Michael Akrouche was a member of the administration of former Ohio governor George Voinovich

As Super Tuesday and Ohio’s Republican primary approaches, the Republican field offers few good options for Arab American Republicans. Though I have supported President Obama in the past, a sensible Republican with a strong economic message would have earned my vote in the primary and in November’s general election. Unfortunately, such a Republican is missing from the field of candidates this year. Mitt Romney has the potential to be that candidate. His experience in the private sector and his time as governor of Massachusetts have demonstrated his understanding of the economy and his ability to work across party lines to solve problems. Unfortunately, Romney has found it necessary to pander to his party’s most extreme elements during the primaries. Romney’s need to burnish his right-wing credentials by wading into culture war issues has distracted from his emphasis on job creation and the economy, the real strength of his candidacy.

Though Romney has been far from perfect, his opponents have been much worse. Rick Santorum said last week that President Obama was a snob for hoping all Americans could have a college education. This type of thinking mocks the hard work of millions of Americans who strive to send their children to college and will make it more difficult for America’s children to compete in a competitive and global world. Santorum’s focus on issues like contraception and abortion have distracted from the Republicans’ efforts to make this election about the economy and job creation. Even more distressing, especially for Arab American Republicans, have been the candidates’ views on foreign policy. With the exception of Ron Paul, the candidates are unanimous in their willingness to attack Iran in an effort to preempt its nuclear weapons program. Such a war would have disastrous consequences for America’s reputation in the Arab world and threaten the economic recovery by causing a panic in global oil markets. In addition to their dangerous positions on Iran, none of the candidates has pledged to approach the Israeli-Palestinian conflict with any measure of balance. Newt Gingrich even doubted the existence of Palestinians, calling them an “invented people.” These issues are not just important to Arab Americans, but to all Americans, since a strong and respected American presence in the Middle East is vital to American foreign policy.
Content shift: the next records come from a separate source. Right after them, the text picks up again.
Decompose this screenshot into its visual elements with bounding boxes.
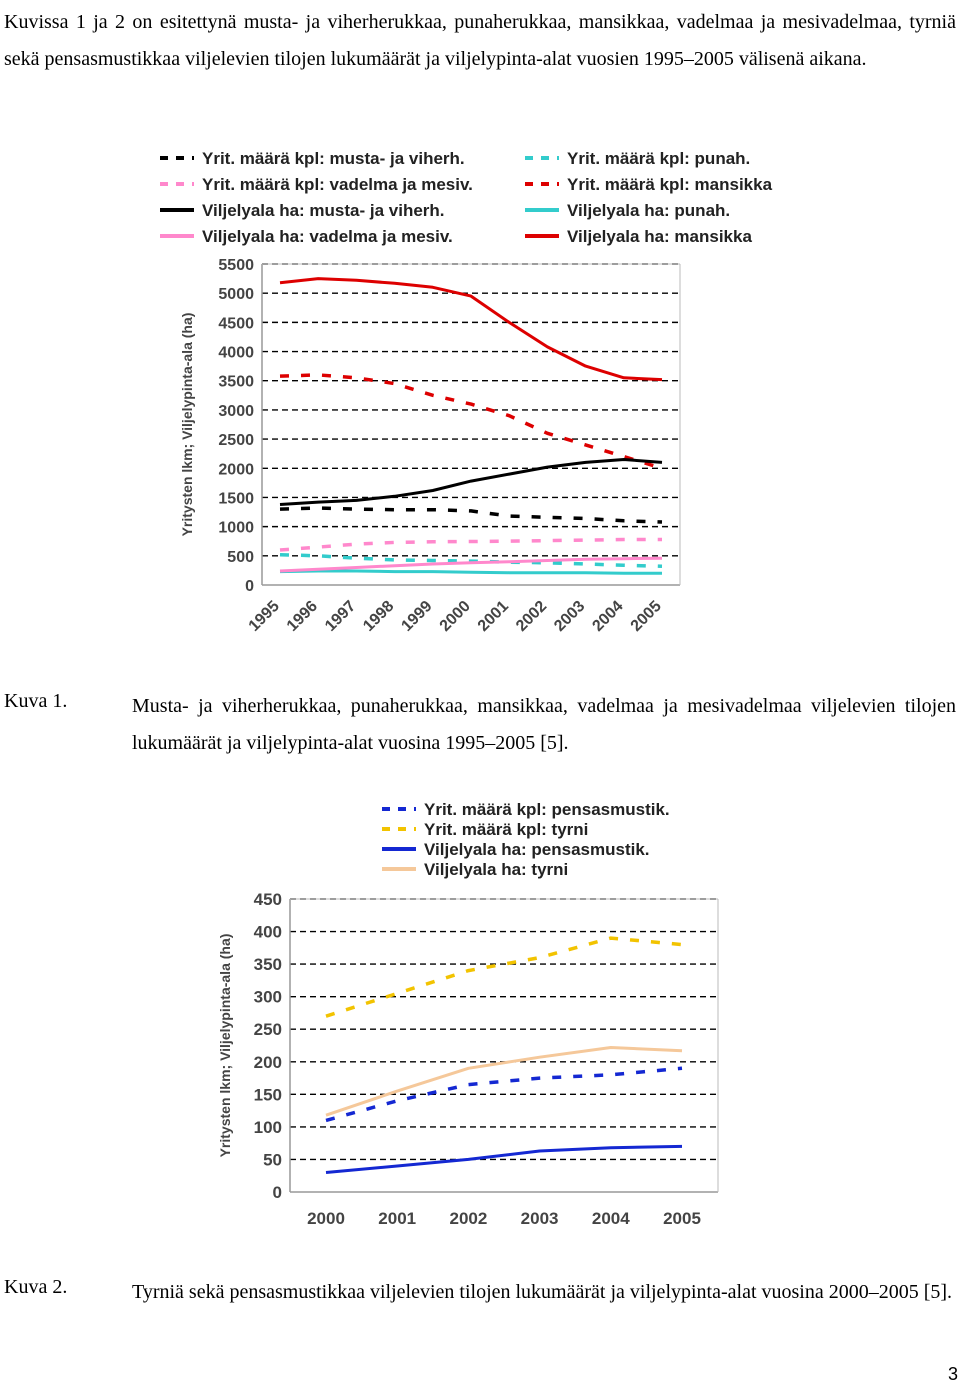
c2-xtick-3: 2003: [521, 1209, 559, 1228]
c1-series-line-1: [279, 552, 663, 569]
c1-series-line-3: [279, 373, 663, 470]
c1-xtick-7: 2002: [513, 598, 550, 635]
c2-xtick-0: 2000: [307, 1209, 345, 1228]
c2-ytick-8: 400: [254, 923, 282, 942]
chart-2: Yrit. määrä kpl: pensasmustik.Yrit. määr…: [217, 800, 719, 1228]
c1-ytick-1: 500: [227, 549, 254, 566]
c1-series-line-6: [279, 556, 663, 573]
c1-xtick-10: 2005: [628, 598, 665, 635]
c1-y-axis-label: Yritysten lkm; Viljelypinta-ala (ha): [179, 313, 195, 537]
c2-ytick-0: 0: [273, 1183, 282, 1202]
c1-legend-label-3: Yrit. määrä kpl: mansikka: [567, 175, 773, 194]
c1-ytick-5: 2500: [218, 432, 254, 449]
c1-xtick-9: 2004: [589, 598, 626, 635]
c1-xtick-0: 1995: [246, 598, 283, 635]
c1-ytick-4: 2000: [218, 461, 254, 478]
c1-ytick-9: 4500: [218, 315, 254, 332]
c1-series-line-7: [279, 277, 663, 382]
c2-series-line-2: [325, 1144, 683, 1174]
c1-ytick-8: 4000: [218, 345, 254, 362]
c1-series-line-5: [279, 569, 662, 575]
figure-1-caption: Musta- ja viherherukkaa, punaherukkaa, m…: [132, 695, 956, 754]
c2-y-axis-label: Yritysten lkm; Viljelypinta-ala (ha): [217, 934, 233, 1158]
figure-2-caption: Tyrniä sekä pensasmustikkaa viljelevien …: [132, 1281, 953, 1303]
c2-xtick-1: 2001: [378, 1209, 416, 1228]
c1-ytick-7: 3500: [218, 374, 254, 391]
c2-series-line-1: [325, 936, 683, 1018]
c2-ytick-9: 450: [254, 890, 282, 909]
c1-legend-label-6: Viljelyala ha: vadelma ja mesiv.: [202, 227, 453, 246]
c1-xtick-5: 2000: [437, 598, 474, 635]
c2-legend-label-3: Viljelyala ha: tyrni: [424, 860, 568, 879]
c1-ytick-11: 5500: [218, 257, 254, 274]
c1-series-line-2: [279, 537, 662, 552]
c1-xtick-6: 2001: [475, 598, 512, 635]
figure-1-label: Kuva 1.: [4, 690, 68, 712]
c1-legend-label-4: Viljelyala ha: musta- ja viherh.: [202, 201, 445, 220]
c2-ytick-6: 300: [254, 988, 282, 1007]
c1-xtick-3: 1998: [360, 598, 397, 635]
c2-series-line-3: [325, 1046, 683, 1117]
figure-2-label: Kuva 2.: [4, 1276, 68, 1298]
c1-xtick-8: 2003: [551, 598, 588, 635]
c1-legend-label-1: Yrit. määrä kpl: punah.: [567, 149, 750, 168]
c2-legend-label-2: Viljelyala ha: pensasmustik.: [424, 840, 650, 859]
c1-ytick-6: 3000: [218, 403, 254, 420]
c2-ytick-1: 50: [263, 1150, 282, 1169]
c2-legend-label-1: Yrit. määrä kpl: tyrni: [424, 820, 588, 839]
c2-ytick-5: 250: [254, 1020, 282, 1039]
c1-ytick-10: 5000: [218, 286, 254, 303]
c1-ytick-3: 1500: [218, 490, 254, 507]
c1-legend-label-5: Viljelyala ha: punah.: [567, 201, 730, 220]
c1-legend-label-2: Yrit. määrä kpl: vadelma ja mesiv.: [202, 175, 473, 194]
c2-ytick-3: 150: [254, 1085, 282, 1104]
page-number: 3: [947, 1364, 958, 1384]
c2-series-line-0: [325, 1066, 683, 1123]
c2-legend-label-0: Yrit. määrä kpl: pensasmustik.: [424, 800, 670, 819]
c2-xtick-5: 2005: [663, 1209, 701, 1228]
c1-legend-label-7: Viljelyala ha: mansikka: [567, 227, 752, 246]
c1-xtick-4: 1999: [398, 598, 435, 635]
c2-xtick-2: 2002: [449, 1209, 487, 1228]
c1-ytick-0: 0: [245, 578, 254, 595]
c2-ytick-4: 200: [254, 1053, 282, 1072]
intro-paragraph: Kuvissa 1 ja 2 on esitettynä musta- ja v…: [4, 11, 956, 70]
c2-ytick-7: 350: [254, 955, 282, 974]
c1-legend-label-0: Yrit. määrä kpl: musta- ja viherh.: [202, 149, 465, 168]
c2-xtick-4: 2004: [592, 1209, 630, 1228]
c1-xtick-2: 1997: [322, 598, 359, 635]
chart-1: Yrit. määrä kpl: musta- ja viherh. Yrit. …: [160, 149, 773, 635]
c1-series-line-0: [279, 506, 663, 524]
c2-ytick-2: 100: [254, 1118, 282, 1137]
c1-series-line-4: [279, 458, 663, 506]
c1-ytick-2: 1000: [218, 520, 254, 537]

Rhetoric like that of Gingrich and Santorum leaves Arab-American Republicans like myself wishing for a reasonable candidate who doesn’t pander to the fringes of the Republican Party. This primary race has put the Arab-American Republican community in the impossible position of deciding between voting based on crucial economic issues or instead based on concern for foreign policy and national security. Mitt Romney remains the only contender capable of addressing both of these issues in a way that protects both the interests of Arab-Americans and the entire Republican Party. If Romney can shift his focus back to the economy and away from social issues while outlining a more reasonable foreign policy, he will gain the votes of many Arab American Republicans in Ohio and around the country.